特に、思い込んでいる時、急いでいる時、疲れている時といった状況では、「ついうっかり」としてリストを思い出せず、詐欺に引っかかりやすいのが現実です。
例えば、ECサイトで商品を購入した直後に送られてきた宅配業者を装ったSMSを信じてしまったり、大量のメールを処理する中でフィッシングメールを見落としたりすることは、誰にでも起こり得ます。
攻撃者はこうした「うっかりミス」を狙い、心理的な隙を突いた手口を仕掛けてきます。
そのため、チェックリストを常に意識しながら行動するのは現実的に難しいと言えるでしょう。
被害を完全に防ぐためには、ユーザー自身の意識向上だけでなく、事業者側からの技術的な支援やセキュリティ対策が欠かせません。
4.ユーザーの意識向上に頼らないInfront Securityの仕組み
チェックリストだけでは防ぎきれないフィッシング詐欺の脅威に対し、被害を根本的に防ぐInfront Securityの仕組みについてご紹介します。
高い安全性
Infront Securityは登録済みの端末のみログインが可能な認証システムです。

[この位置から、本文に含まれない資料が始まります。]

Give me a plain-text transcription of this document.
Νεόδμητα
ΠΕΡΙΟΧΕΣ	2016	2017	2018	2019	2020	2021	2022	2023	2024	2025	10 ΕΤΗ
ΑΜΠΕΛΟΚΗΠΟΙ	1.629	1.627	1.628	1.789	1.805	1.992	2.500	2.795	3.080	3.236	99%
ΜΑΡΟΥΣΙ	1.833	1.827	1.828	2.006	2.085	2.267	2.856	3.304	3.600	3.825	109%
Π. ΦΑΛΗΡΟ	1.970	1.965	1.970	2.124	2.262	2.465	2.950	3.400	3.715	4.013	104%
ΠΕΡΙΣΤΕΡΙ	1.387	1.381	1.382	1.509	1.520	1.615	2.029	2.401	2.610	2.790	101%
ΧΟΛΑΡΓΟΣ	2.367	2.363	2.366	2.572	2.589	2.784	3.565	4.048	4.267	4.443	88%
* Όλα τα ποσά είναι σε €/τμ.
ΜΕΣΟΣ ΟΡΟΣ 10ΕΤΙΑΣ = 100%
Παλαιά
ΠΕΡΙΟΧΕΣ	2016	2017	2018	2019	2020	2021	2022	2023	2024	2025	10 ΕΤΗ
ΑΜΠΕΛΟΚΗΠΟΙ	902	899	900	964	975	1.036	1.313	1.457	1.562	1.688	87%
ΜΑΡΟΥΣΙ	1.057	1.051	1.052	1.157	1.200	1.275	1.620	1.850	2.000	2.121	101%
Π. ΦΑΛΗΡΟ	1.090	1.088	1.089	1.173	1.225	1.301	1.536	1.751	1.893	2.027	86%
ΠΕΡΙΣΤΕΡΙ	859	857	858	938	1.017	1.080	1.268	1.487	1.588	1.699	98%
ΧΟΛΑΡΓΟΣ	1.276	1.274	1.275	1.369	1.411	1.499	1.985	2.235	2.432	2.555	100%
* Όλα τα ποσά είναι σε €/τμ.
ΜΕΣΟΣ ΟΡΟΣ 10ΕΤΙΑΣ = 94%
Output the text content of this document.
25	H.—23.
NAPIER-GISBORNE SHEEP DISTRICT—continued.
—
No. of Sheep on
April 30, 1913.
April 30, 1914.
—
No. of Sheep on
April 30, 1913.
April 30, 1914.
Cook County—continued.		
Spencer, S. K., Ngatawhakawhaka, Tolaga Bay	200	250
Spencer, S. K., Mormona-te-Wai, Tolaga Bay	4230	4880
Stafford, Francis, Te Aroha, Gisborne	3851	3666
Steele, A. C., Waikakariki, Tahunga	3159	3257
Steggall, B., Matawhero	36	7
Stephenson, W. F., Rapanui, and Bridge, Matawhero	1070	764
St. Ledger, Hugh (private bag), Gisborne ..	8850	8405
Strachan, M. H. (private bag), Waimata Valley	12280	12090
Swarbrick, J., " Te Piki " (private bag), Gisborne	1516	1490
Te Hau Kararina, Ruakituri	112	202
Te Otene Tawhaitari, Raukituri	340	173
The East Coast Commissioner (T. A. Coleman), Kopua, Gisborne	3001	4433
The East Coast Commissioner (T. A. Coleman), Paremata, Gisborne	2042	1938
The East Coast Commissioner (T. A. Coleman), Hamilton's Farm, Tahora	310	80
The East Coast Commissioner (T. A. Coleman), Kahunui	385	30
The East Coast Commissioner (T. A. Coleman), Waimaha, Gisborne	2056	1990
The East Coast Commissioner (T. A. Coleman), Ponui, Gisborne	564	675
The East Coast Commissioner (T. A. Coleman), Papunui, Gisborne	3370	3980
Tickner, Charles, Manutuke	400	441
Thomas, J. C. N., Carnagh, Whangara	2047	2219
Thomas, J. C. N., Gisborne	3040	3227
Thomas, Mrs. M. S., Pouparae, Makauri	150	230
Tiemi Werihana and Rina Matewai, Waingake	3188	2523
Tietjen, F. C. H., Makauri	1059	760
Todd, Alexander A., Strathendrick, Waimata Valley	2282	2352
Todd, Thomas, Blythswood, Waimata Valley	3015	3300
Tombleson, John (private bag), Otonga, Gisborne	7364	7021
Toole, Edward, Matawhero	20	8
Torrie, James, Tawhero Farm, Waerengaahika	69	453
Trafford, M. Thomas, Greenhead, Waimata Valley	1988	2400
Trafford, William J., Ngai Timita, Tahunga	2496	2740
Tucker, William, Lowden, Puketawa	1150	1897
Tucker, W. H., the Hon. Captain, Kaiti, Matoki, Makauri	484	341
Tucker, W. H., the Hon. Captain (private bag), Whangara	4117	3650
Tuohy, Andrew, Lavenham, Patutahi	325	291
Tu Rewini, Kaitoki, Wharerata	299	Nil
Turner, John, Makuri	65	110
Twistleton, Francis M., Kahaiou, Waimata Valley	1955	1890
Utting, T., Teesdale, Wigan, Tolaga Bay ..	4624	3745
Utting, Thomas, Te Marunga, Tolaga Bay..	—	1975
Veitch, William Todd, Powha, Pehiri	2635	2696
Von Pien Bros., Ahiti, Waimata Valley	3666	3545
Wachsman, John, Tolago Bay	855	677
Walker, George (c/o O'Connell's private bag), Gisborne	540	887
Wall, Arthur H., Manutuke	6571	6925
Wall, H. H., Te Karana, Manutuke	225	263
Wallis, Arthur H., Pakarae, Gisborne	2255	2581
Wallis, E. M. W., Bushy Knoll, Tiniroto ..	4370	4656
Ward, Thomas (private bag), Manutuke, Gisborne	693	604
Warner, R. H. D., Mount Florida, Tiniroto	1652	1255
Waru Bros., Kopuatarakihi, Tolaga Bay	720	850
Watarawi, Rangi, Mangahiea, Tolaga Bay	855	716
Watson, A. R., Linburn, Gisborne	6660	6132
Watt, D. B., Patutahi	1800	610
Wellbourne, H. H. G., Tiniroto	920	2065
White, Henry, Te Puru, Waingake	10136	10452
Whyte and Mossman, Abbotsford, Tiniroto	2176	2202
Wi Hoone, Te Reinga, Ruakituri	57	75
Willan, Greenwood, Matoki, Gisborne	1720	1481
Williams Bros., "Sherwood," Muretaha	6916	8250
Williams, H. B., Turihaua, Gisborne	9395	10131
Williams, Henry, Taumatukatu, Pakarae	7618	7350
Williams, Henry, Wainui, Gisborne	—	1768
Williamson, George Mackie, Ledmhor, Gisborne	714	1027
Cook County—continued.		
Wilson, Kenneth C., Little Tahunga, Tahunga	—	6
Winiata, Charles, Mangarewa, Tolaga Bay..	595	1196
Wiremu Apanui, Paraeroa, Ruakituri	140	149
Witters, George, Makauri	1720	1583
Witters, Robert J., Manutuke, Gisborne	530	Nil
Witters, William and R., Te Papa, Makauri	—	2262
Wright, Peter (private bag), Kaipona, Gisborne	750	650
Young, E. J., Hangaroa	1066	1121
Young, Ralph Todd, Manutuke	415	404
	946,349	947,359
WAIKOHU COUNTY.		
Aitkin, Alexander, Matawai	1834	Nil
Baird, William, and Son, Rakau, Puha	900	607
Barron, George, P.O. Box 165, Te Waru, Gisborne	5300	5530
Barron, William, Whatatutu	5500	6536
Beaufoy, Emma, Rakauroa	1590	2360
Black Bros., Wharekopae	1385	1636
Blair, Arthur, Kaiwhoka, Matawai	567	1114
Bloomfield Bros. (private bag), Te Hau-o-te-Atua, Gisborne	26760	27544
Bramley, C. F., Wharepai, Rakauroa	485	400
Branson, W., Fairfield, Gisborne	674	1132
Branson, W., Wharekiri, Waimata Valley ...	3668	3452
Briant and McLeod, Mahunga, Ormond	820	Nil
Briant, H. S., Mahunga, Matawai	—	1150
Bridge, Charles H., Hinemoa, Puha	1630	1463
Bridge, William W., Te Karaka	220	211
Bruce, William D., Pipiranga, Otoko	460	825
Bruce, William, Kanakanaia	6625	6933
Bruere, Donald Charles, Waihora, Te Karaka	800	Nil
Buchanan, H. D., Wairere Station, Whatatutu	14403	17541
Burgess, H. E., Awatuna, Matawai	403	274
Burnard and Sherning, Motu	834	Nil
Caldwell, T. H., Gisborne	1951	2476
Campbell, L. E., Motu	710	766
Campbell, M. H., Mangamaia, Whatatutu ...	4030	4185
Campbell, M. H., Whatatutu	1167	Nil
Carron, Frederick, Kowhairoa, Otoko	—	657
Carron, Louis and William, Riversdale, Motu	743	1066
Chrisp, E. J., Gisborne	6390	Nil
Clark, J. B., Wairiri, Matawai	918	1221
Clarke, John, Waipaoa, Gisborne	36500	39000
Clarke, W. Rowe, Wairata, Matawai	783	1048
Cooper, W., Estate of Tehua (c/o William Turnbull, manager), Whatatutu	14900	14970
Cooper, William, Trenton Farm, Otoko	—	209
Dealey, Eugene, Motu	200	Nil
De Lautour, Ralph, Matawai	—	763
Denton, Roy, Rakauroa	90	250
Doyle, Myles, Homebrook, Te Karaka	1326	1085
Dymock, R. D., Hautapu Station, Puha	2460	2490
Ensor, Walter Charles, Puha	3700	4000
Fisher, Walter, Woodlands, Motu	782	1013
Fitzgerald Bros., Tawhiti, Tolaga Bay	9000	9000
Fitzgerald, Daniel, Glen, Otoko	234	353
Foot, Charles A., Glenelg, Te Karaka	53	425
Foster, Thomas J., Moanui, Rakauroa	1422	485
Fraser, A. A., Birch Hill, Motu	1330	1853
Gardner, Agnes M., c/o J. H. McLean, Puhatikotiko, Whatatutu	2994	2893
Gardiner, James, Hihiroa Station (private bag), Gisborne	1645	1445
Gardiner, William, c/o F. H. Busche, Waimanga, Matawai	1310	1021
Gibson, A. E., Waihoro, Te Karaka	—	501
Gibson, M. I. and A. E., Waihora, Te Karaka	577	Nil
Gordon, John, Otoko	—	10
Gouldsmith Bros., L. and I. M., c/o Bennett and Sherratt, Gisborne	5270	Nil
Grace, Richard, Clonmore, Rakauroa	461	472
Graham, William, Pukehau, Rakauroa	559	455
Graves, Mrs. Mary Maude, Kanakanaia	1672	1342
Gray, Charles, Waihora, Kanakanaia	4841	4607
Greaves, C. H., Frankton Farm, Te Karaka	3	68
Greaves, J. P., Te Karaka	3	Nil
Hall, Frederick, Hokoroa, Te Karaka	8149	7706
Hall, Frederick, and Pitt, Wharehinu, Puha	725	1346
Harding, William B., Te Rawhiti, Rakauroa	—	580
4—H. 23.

会員登録時、本人名義の携帯電話から認証のための電話番号へ架電してもらい、電話番号認証後に利用者端末の端末情報を認証基盤へ登録します。
電話契約には公的な本人書類が必要であり、発信記録も残ることから、本人担保性が非常に高い認証方式であることが特徴です。
万が一IDとパスワードが漏洩したり、SMSを通じた詐欺を試みたとしても、登録済みの利用者端末以外からのログインは不可能です。
サイト利用率/CV率/売上増
一般的にはセキュリティの強化とユーザーエクスペリエンスの向上は相反しがちですが、Infront Serucityはセキュリティの強化とコンバージョン率の向上を両立可能なツールです。
パスワードを覚えなくても誰でも簡単に、幅広いデバイスからログインできること、セキュリティ対策が強化されることによりサイトに対する安心感が向上するなど、ユーザーエクスペリエンスの向上 に伴って、サイトの利用率やコンバージョン率が上昇し、結果として売上が増大します。
高い拡張性
Infront Securityは、様々なウェブサイトやアプリケーションへ簡単に導入でき、ユーザーは同じ電話番号で複数のサービス にログイン可能です。
既存ユーザーのログインや決済での不正抑止以外にも、トライアル商品の転売抑止のための偽アカウント防止や、不正が起きやすい高額商品に限定するなど、認証や決済が必要な場面へ、あらゆる粒度で機動的に導入できる点が支持されています。